Associated Challenges With Sugarcane Industry

  • Pricing Controls: In order to plug the demand-supply mismatch, the union & state governments have been controlling sugar prices through various policy interventions like export duty, imposition of stock limit on sugar mills, change in meteorology rule etc.
    • However, the government control of pricing is populist in nature and this often leads to price distortion.
    • This has triggered that sugar cycle oscillating between massive surplus and severe shortage.
  • High Input and Low Output Cost: The falling/stagnant price of sugar in recent years in the backdrop of continuous rise in sugarcane prices is the main source of troubles faced by the sugar industry in the last few years.
    • Due to this, the government grappled with large cane arrears while the industry survived on periodic government funded bail-outs and subsidies.
    • It is because of the unviability of the business, no new private investments are being done in the sugar industry.
  • Unviability Sugar Exports: Indian exports are unviability as the cost of producing sugar (thanks to high cane price) is way above the international sugar price.
    • The government sought to bridge the price gap by providing export subsidies, but this was promptly contested by other countries in the WTO.
    • Further, India under WTO’s agreement on agriculture has been allowed to continue with the subsidies till December 2023. The fear is what will happen post-2023.
  • Dismal Performance of India’s Ethanol Programme: Blending ethanol with petrol for use as auto fuel, was first announced in 2003, but the problem never took off.
    • The poor pricing of ethanol supplied for blending, periodic shortages of sugar and competing demand from the potable alcohol sector.

Way Forward

  • Sugarcane Mapping: Despite the importance of sugarcane in the water, food and energy sectors in India, there are no reliable sugarcane maps for recent years and in time series.
    • Thus, there is a need to deploy remote sensing technologies to map sugarcane areas.
  • Innovation: Research and development in sugarcane can help address the issues like low yield and low sugar recovery rates.
    • For example, in 2016-17, a new variety of sugarcane (CO 238) was developed for use in Uttar Pradesh (UP).
    • Considering that UP produces bulk of India’s sugarcane, its share in the country’s sugar output rose to 40 per cent from 25 per cent.
    • This singular development effectively broke the sugar cycle and made India a consistently surplus sugar producer.
  • Freeing-up Cane Pricing: The government of India has taken various measures to help the sugarcane sector, but reforms in the sugarcane sector will start to manifest when price discovery will happen with economic sense.
    • In this context, the Rangarajan Committee has suggested a Revenue Sharing Formula formula to fix cane price factoring in the price of sugar and other by-products.
    • Further, in case the cane price, arrived at by the formula, drops below what the government considers as a reasonable payment, it can bridge the gap from a dedicated fund created for the purpose and a cess can be levied to build up the fund.
  • Supporting Biofuel Production: Government should encourage ethanol production.

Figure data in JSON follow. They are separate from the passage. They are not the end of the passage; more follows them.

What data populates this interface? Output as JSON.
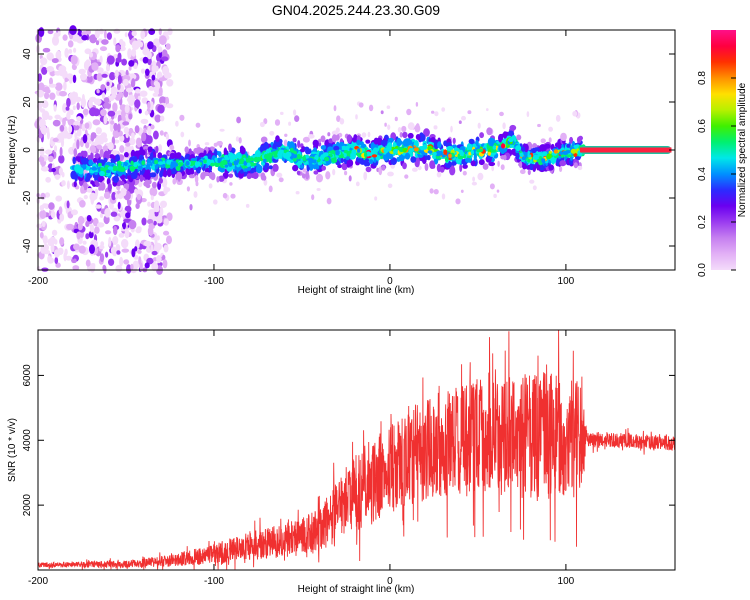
{
  "title": "GN04.2025.244.23.30.G09",
  "chart_data": [
    {
      "type": "heatmap",
      "name": "spectrogram",
      "xlabel": "Height of straight line (km)",
      "ylabel": "Frequency (Hz)",
      "xlim": [
        -200,
        162
      ],
      "ylim": [
        -50,
        50
      ],
      "xticks": [
        -200,
        -100,
        0,
        100
      ],
      "xtick_labels": [
        "-200",
        "-100",
        "0",
        "100"
      ],
      "yticks": [
        -40,
        -20,
        0,
        20,
        40
      ],
      "ytick_labels": [
        "-40",
        "-20",
        "0",
        "20",
        "40"
      ],
      "ridge": {
        "x": [
          -180,
          -160,
          -140,
          -120,
          -100,
          -80,
          -70,
          -60,
          -50,
          -40,
          -30,
          -20,
          -10,
          0,
          10,
          20,
          30,
          40,
          50,
          60,
          65,
          70,
          75,
          80,
          90,
          100,
          110
        ],
        "y": [
          -8,
          -8,
          -6,
          -6,
          -5,
          -5,
          -3,
          0,
          -4,
          -3,
          -2,
          0,
          -2,
          0,
          0,
          1,
          -2,
          -2,
          0,
          0,
          2,
          4,
          -2,
          -4,
          -3,
          -1,
          0
        ]
      },
      "carrier": {
        "x_start": 108,
        "x_end": 160,
        "y": 0
      },
      "colorbar": {
        "label": "Normalized spectral amplitude",
        "range": [
          0,
          1
        ],
        "ticks": [
          0.0,
          0.2,
          0.4,
          0.6,
          0.8
        ],
        "tick_labels": [
          "0.0",
          "0.2",
          "0.4",
          "0.6",
          "0.8"
        ],
        "colors": [
          "#f4dcfa",
          "#e2b0f6",
          "#c680f0",
          "#9b3cf0",
          "#6a00f0",
          "#2b2bff",
          "#0090ff",
          "#00e8e8",
          "#00f070",
          "#40f000",
          "#b8f000",
          "#ffe000",
          "#ff9000",
          "#ff3000",
          "#ff0040",
          "#ff1088"
        ]
      }
    },
    {
      "type": "line",
      "name": "snr",
      "xlabel": "Height of straight line (km)",
      "ylabel": "SNR (10 * v/v)",
      "xlim": [
        -200,
        162
      ],
      "ylim": [
        0,
        7400
      ],
      "xticks": [
        -200,
        -100,
        0,
        100
      ],
      "xtick_labels": [
        "-200",
        "-100",
        "0",
        "100"
      ],
      "yticks": [
        2000,
        4000,
        6000
      ],
      "ytick_labels": [
        "2000",
        "4000",
        "6000"
      ],
      "color": "#f03030",
      "envelope": {
        "x": [
          -200,
          -150,
          -125,
          -100,
          -80,
          -60,
          -40,
          -30,
          -20,
          -10,
          0,
          10,
          20,
          30,
          40,
          50,
          60,
          70,
          80,
          90,
          100,
          108,
          112,
          130,
          162
        ],
        "y": [
          150,
          180,
          280,
          500,
          750,
          900,
          1200,
          1800,
          2400,
          2700,
          3200,
          3500,
          3700,
          3900,
          4000,
          4100,
          4100,
          4100,
          4100,
          4100,
          4100,
          4100,
          4000,
          4000,
          3900
        ],
        "spread": [
          100,
          150,
          250,
          400,
          600,
          700,
          900,
          1300,
          1600,
          1800,
          2000,
          2000,
          2100,
          2200,
          2300,
          2400,
          2400,
          2500,
          2600,
          2700,
          2600,
          2500,
          300,
          300,
          300
        ]
      }
    }
  ]
}
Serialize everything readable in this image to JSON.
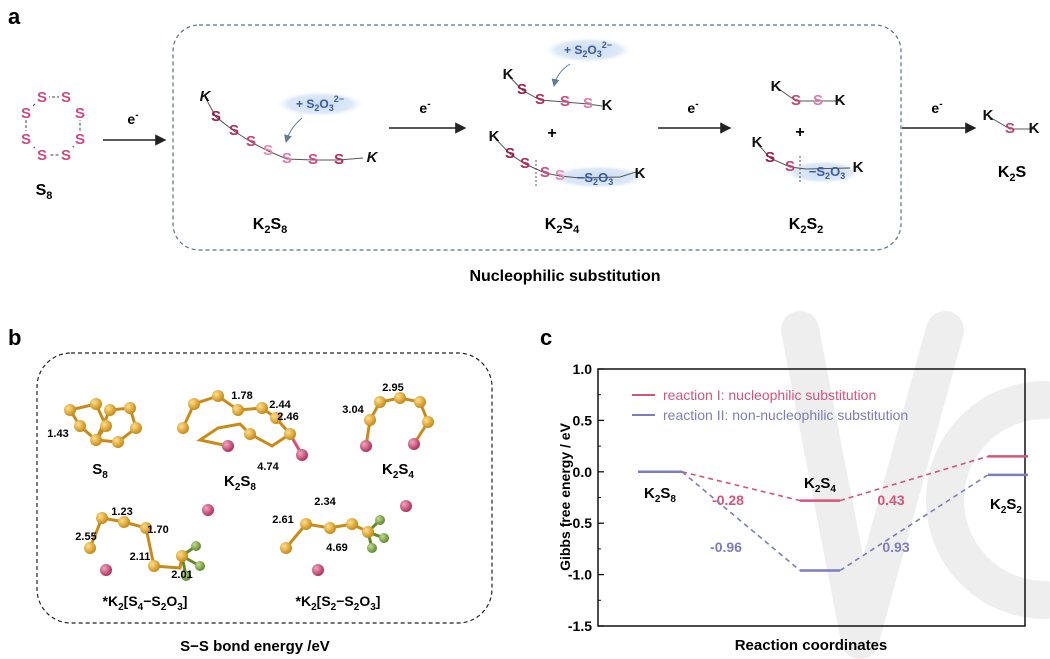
{
  "panel_a": {
    "letter": "a",
    "electron": "e",
    "electron_sup": "-",
    "atom_S": "S",
    "atom_K": "K",
    "plus": "+",
    "thiosulfate_prefix": "+ S",
    "thiosulfate_sub2": "2",
    "thiosulfate_O": "O",
    "thiosulfate_sub3": "3",
    "thiosulfate_charge": "2−",
    "bound_S2O3": {
      "s": "S",
      "sub2": "2",
      "o": "O",
      "sub3": "3",
      "dash": "−"
    },
    "species": {
      "S8": {
        "a": "S",
        "b": "8"
      },
      "K2S8": {
        "a": "K",
        "b": "2",
        "c": "S",
        "d": "8"
      },
      "K2S4": {
        "a": "K",
        "b": "2",
        "c": "S",
        "d": "4"
      },
      "K2S2": {
        "a": "K",
        "b": "2",
        "c": "S",
        "d": "2"
      },
      "K2S": {
        "a": "K",
        "b": "2",
        "c": "S"
      }
    },
    "box_caption": "Nucleophilic substitution"
  },
  "panel_b": {
    "letter": "b",
    "caption": "S−S bond energy /eV",
    "labels": {
      "S8": {
        "a": "S",
        "b": "8"
      },
      "K2S8": {
        "a": "K",
        "b": "2",
        "c": "S",
        "d": "8"
      },
      "K2S4": {
        "a": "K",
        "b": "2",
        "c": "S",
        "d": "4"
      },
      "K2S4S2O3": {
        "pre": "*K",
        "s1": "2",
        "mid": "[S",
        "s2": "4",
        "dash": "−S",
        "s3": "2",
        "o": "O",
        "s4": "3",
        "end": "]"
      },
      "K2S2S2O3": {
        "pre": "*K",
        "s1": "2",
        "mid": "[S",
        "s2": "2",
        "dash": "−S",
        "s3": "2",
        "o": "O",
        "s4": "3",
        "end": "]"
      }
    },
    "energies": {
      "S8": [
        "1.43"
      ],
      "K2S8": [
        "1.78",
        "2.44",
        "2.46",
        "4.74"
      ],
      "K2S4": [
        "2.95",
        "3.04"
      ],
      "K2S4S2O3": [
        "1.23",
        "1.70",
        "2.55",
        "2.11",
        "2.01"
      ],
      "K2S2S2O3": [
        "2.34",
        "2.61",
        "4.69"
      ]
    }
  },
  "panel_c": {
    "letter": "c"
  },
  "chart_data": {
    "type": "line",
    "ylabel": "Gibbs free energy / eV",
    "xlabel": "Reaction coordinates",
    "ylim": [
      -1.5,
      1.0
    ],
    "yticks": [
      "1.0",
      "0.5",
      "0.0",
      "-0.5",
      "-1.0",
      "-1.5"
    ],
    "grid": false,
    "legend_position": "top-left",
    "states": [
      {
        "a": "K",
        "b": "2",
        "c": "S",
        "d": "8"
      },
      {
        "a": "K",
        "b": "2",
        "c": "S",
        "d": "4"
      },
      {
        "a": "K",
        "b": "2",
        "c": "S",
        "d": "2"
      }
    ],
    "series": [
      {
        "name": "reaction I: nucleophilic substitution",
        "color": "#d5557a",
        "values": [
          0.0,
          -0.28,
          0.15
        ],
        "step_labels": [
          "-0.28",
          "0.43"
        ]
      },
      {
        "name": "reaction II: non-nucleophilic substitution",
        "color": "#7c7cc0",
        "values": [
          0.0,
          -0.96,
          -0.03
        ],
        "step_labels": [
          "-0.96",
          "0.93"
        ]
      }
    ]
  }
}
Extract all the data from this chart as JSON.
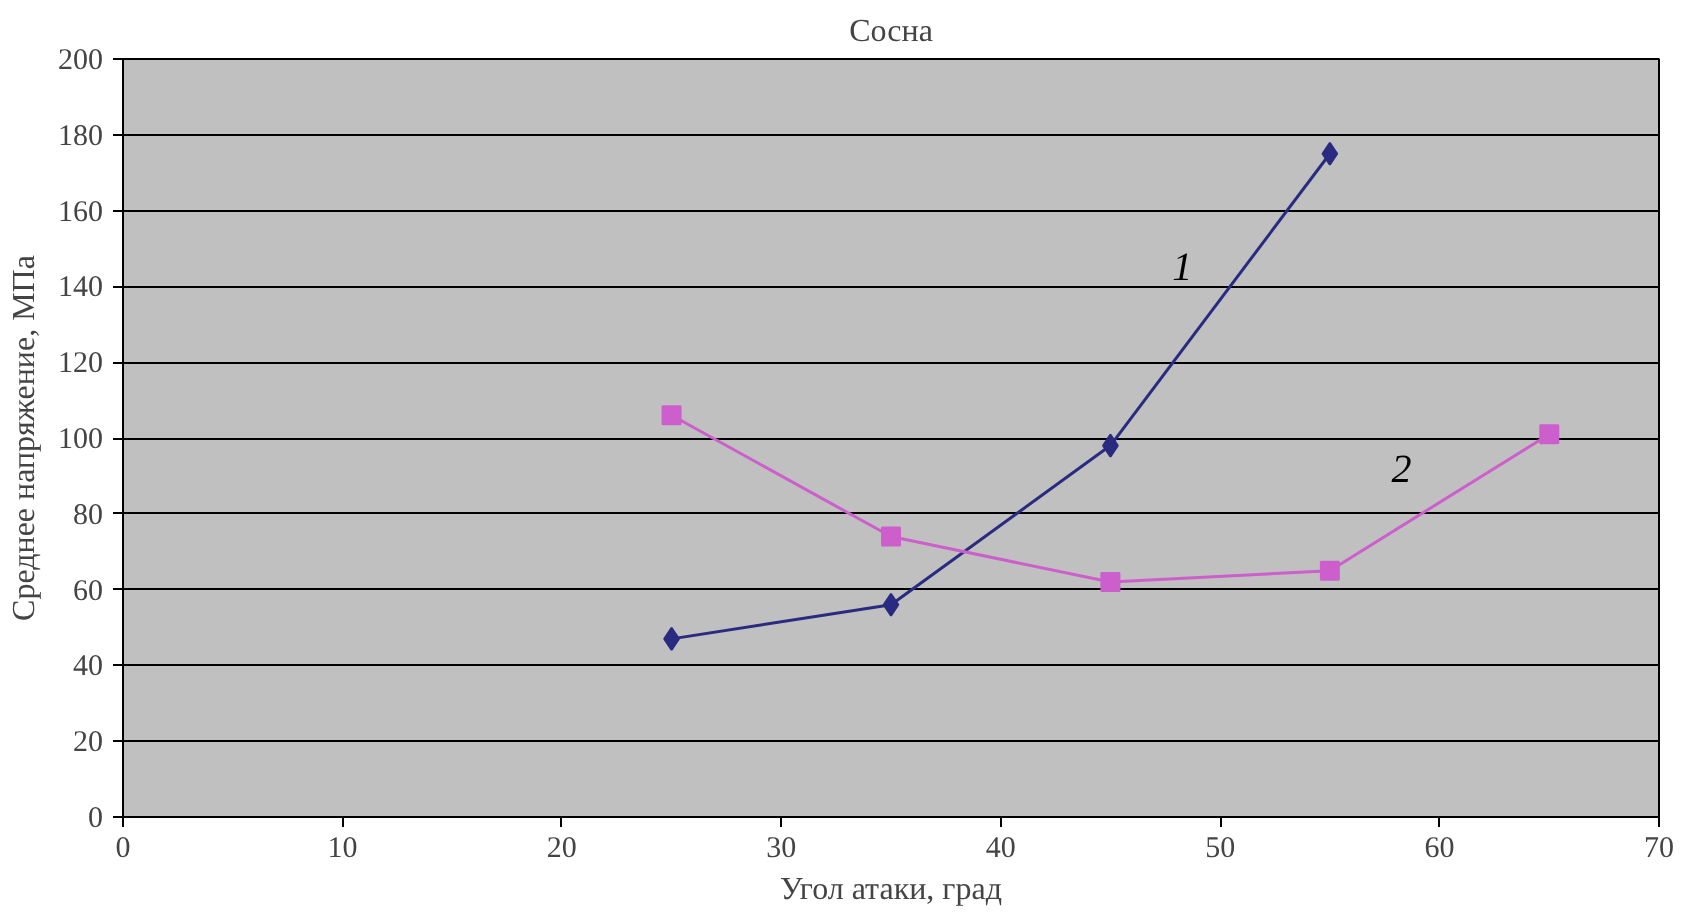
{
  "chart_data": {
    "type": "line",
    "title": "Сосна",
    "xlabel": "Угол атаки, град",
    "ylabel": "Среднее напряжение, МПа",
    "xlim": [
      0,
      70
    ],
    "xticks": [
      0,
      10,
      20,
      30,
      40,
      50,
      60,
      70
    ],
    "ylim": [
      0,
      200
    ],
    "yticks": [
      0,
      20,
      40,
      60,
      80,
      100,
      120,
      140,
      160,
      180,
      200
    ],
    "grid": "y",
    "series": [
      {
        "name": "1",
        "color": "#2a2a80",
        "marker": "diamond",
        "x": [
          25,
          35,
          45,
          55
        ],
        "values": [
          47,
          56,
          98,
          175
        ]
      },
      {
        "name": "2",
        "color": "#cc5fcc",
        "marker": "square",
        "x": [
          25,
          35,
          45,
          55,
          65
        ],
        "values": [
          106,
          74,
          62,
          65,
          101
        ]
      }
    ]
  }
}
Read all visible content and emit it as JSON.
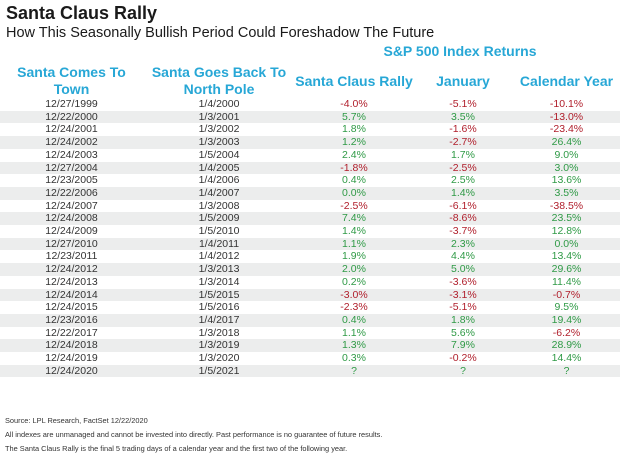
{
  "chart_data": {
    "type": "table",
    "title": "Santa Claus Rally",
    "subtitle": "How This Seasonally Bullish Period Could Foreshadow The Future",
    "group_header": "S&P 500 Index Returns",
    "columns": [
      "Santa Comes To Town",
      "Santa Goes Back To North Pole",
      "Santa Claus Rally",
      "January",
      "Calendar Year"
    ],
    "rows": [
      [
        "12/27/1999",
        "1/4/2000",
        "-4.0%",
        "-5.1%",
        "-10.1%"
      ],
      [
        "12/22/2000",
        "1/3/2001",
        "5.7%",
        "3.5%",
        "-13.0%"
      ],
      [
        "12/24/2001",
        "1/3/2002",
        "1.8%",
        "-1.6%",
        "-23.4%"
      ],
      [
        "12/24/2002",
        "1/3/2003",
        "1.2%",
        "-2.7%",
        "26.4%"
      ],
      [
        "12/24/2003",
        "1/5/2004",
        "2.4%",
        "1.7%",
        "9.0%"
      ],
      [
        "12/27/2004",
        "1/4/2005",
        "-1.8%",
        "-2.5%",
        "3.0%"
      ],
      [
        "12/23/2005",
        "1/4/2006",
        "0.4%",
        "2.5%",
        "13.6%"
      ],
      [
        "12/22/2006",
        "1/4/2007",
        "0.0%",
        "1.4%",
        "3.5%"
      ],
      [
        "12/24/2007",
        "1/3/2008",
        "-2.5%",
        "-6.1%",
        "-38.5%"
      ],
      [
        "12/24/2008",
        "1/5/2009",
        "7.4%",
        "-8.6%",
        "23.5%"
      ],
      [
        "12/24/2009",
        "1/5/2010",
        "1.4%",
        "-3.7%",
        "12.8%"
      ],
      [
        "12/27/2010",
        "1/4/2011",
        "1.1%",
        "2.3%",
        "0.0%"
      ],
      [
        "12/23/2011",
        "1/4/2012",
        "1.9%",
        "4.4%",
        "13.4%"
      ],
      [
        "12/24/2012",
        "1/3/2013",
        "2.0%",
        "5.0%",
        "29.6%"
      ],
      [
        "12/24/2013",
        "1/3/2014",
        "0.2%",
        "-3.6%",
        "11.4%"
      ],
      [
        "12/24/2014",
        "1/5/2015",
        "-3.0%",
        "-3.1%",
        "-0.7%"
      ],
      [
        "12/24/2015",
        "1/5/2016",
        "-2.3%",
        "-5.1%",
        "9.5%"
      ],
      [
        "12/23/2016",
        "1/4/2017",
        "0.4%",
        "1.8%",
        "19.4%"
      ],
      [
        "12/22/2017",
        "1/3/2018",
        "1.1%",
        "5.6%",
        "-6.2%"
      ],
      [
        "12/24/2018",
        "1/3/2019",
        "1.3%",
        "7.9%",
        "28.9%"
      ],
      [
        "12/24/2019",
        "1/3/2020",
        "0.3%",
        "-0.2%",
        "14.4%"
      ],
      [
        "12/24/2020",
        "1/5/2021",
        "?",
        "?",
        "?"
      ]
    ],
    "footnotes": [
      "Source: LPL Research, FactSet 12/22/2020",
      "All indexes are unmanaged and cannot be invested into directly. Past performance is no guarantee of future results.",
      "The Santa Claus Rally is the final 5 trading days of a calendar year and the first two of the following year."
    ]
  },
  "colors": {
    "header": "#27a7d6",
    "negative": "#b01e2b",
    "positive": "#2f9a46",
    "stripe": "#eceded"
  }
}
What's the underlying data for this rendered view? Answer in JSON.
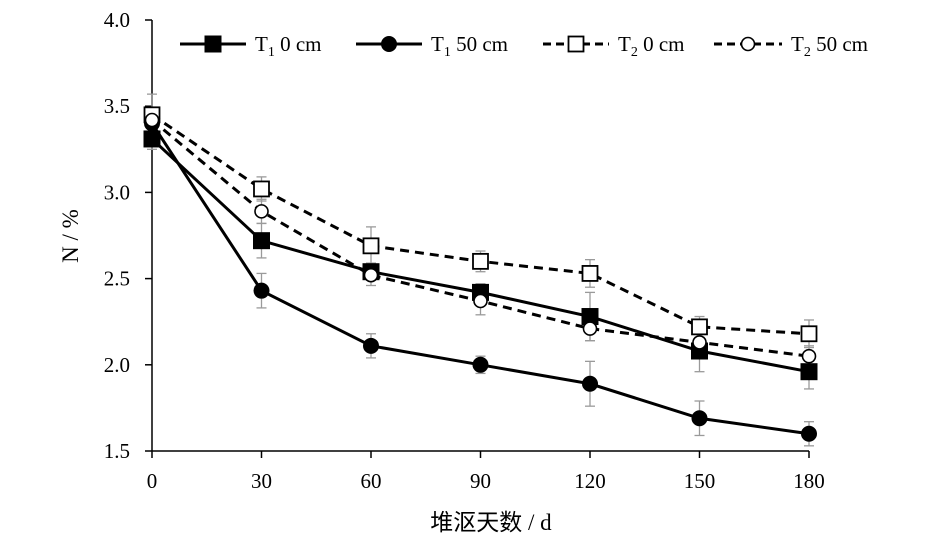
{
  "chart_data": {
    "type": "line",
    "xlabel": "堆沤天数 / d",
    "ylabel": "N / %",
    "x": [
      0,
      30,
      60,
      90,
      120,
      150,
      180
    ],
    "xticks": [
      "0",
      "30",
      "60",
      "90",
      "120",
      "150",
      "180"
    ],
    "yticks": [
      "1.5",
      "2.0",
      "2.5",
      "3.0",
      "3.5",
      "4.0"
    ],
    "ylim": [
      1.5,
      4.0
    ],
    "grid": false,
    "legend_position": "top",
    "series": [
      {
        "name": "T1 0 cm",
        "legend_main": "T",
        "legend_sub": "1",
        "legend_rest": " 0 cm",
        "line_style": "solid",
        "marker": "filled-square",
        "values": [
          3.31,
          2.72,
          2.54,
          2.42,
          2.28,
          2.08,
          1.96
        ],
        "errors": [
          0.06,
          0.1,
          0.05,
          0.05,
          0.14,
          0.12,
          0.1
        ]
      },
      {
        "name": "T1 50 cm",
        "legend_main": "T",
        "legend_sub": "1",
        "legend_rest": " 50 cm",
        "line_style": "solid",
        "marker": "filled-circle",
        "values": [
          3.4,
          2.43,
          2.11,
          2.0,
          1.89,
          1.69,
          1.6
        ],
        "errors": [
          0.06,
          0.1,
          0.07,
          0.05,
          0.13,
          0.1,
          0.07
        ]
      },
      {
        "name": "T2 0 cm",
        "legend_main": "T",
        "legend_sub": "2",
        "legend_rest": " 0 cm",
        "line_style": "dashed",
        "marker": "open-square",
        "values": [
          3.45,
          3.02,
          2.69,
          2.6,
          2.53,
          2.22,
          2.18
        ],
        "errors": [
          0.12,
          0.07,
          0.11,
          0.06,
          0.08,
          0.06,
          0.08
        ]
      },
      {
        "name": "T2 50 cm",
        "legend_main": "T",
        "legend_sub": "2",
        "legend_rest": " 50 cm",
        "line_style": "dashed",
        "marker": "open-circle",
        "values": [
          3.42,
          2.89,
          2.52,
          2.37,
          2.21,
          2.13,
          2.05
        ],
        "errors": [
          0.05,
          0.07,
          0.06,
          0.08,
          0.07,
          0.05,
          0.06
        ]
      }
    ],
    "colors": {
      "line": "#000000",
      "error_bar": "#9a9a9a",
      "background": "#ffffff"
    }
  }
}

It will bring down the country’s oil import bill and help in diversion of sucrose to ethanol and to balance out the excess production of sugar.
    • For this, the government should allow ethanol making directly from sugarcane juice, which is presently restricted to molasses only.

Conclusion

The sugar industry is a source of livelihood for 50 million farmers and their families. It provides direct employment to over 5 lakh skilled laborers but also to semi-skilled laborers in sugar mills and allied industries across the nation.

Considering the importance of the sugar industry, the crisis faced by sugarcane farmers needs to be resolved promptly through centre and state policy initiatives.

Drishti Mains Question

The sugar industry requires a paradigm shift to be sustainable and profitable in the long run. Discuss.